Generating cold-sensitive mutants
Cold-sensitive mutants behave normally above a certain temperature but like loss-of-function mutants below that temperature. Such mutants, which can be used to probe gene function in living organisms, are rare, and the molecular mechanisms behind cold sensitivity are unclear. Chetana Baliga et al. (pp. E2506–E2515) developed a method to rationally design cold-sensitive mutants. The authors used an algorithm to predict amino acids that could be mutagenized to destabilize a protein. When the authors mutagenized such sites in four test proteins in the bacterium Escherichia coli and the yeast Saccharomyces cerevisiae, the mutagenesis resulted in the partial loss of function of these proteins. Next, the authors used heat-inducible promoters to selectively increase the expression levels of these proteins at higher temperatures.

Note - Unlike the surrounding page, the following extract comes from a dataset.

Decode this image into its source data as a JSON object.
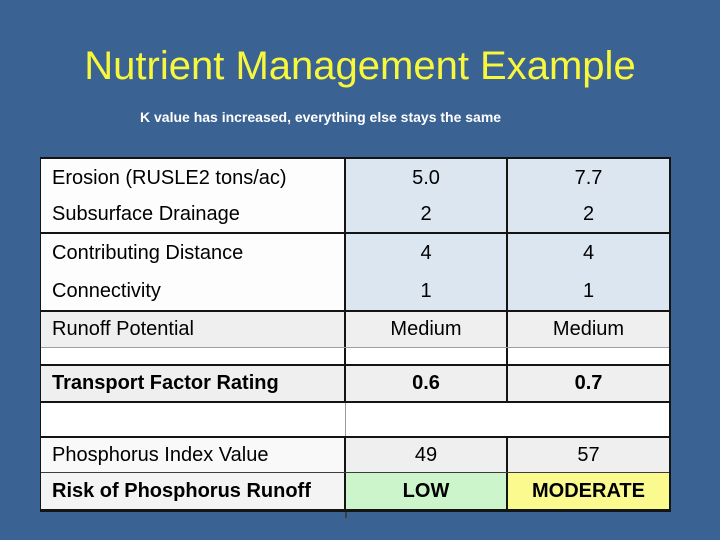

The authors found that the increased expression could overcome the effects of the partial loss-of-function mutations at higher temperatures, whereas the lower levels of expression of these proteins at lower temperatures resulted in a cold-sensitive loss-of-function phenotype. The authors could also transfer the cold-sensitive phenotype of Gal4 mutants from yeast to Drosophila, and the technique was effective even when amino acid sequences of proteins with unknown structures were used to design the mutants. According to the authors, destabilizing mutations can be combined with selective protein overexpression to generate cold-sensitive mutants. — S.R.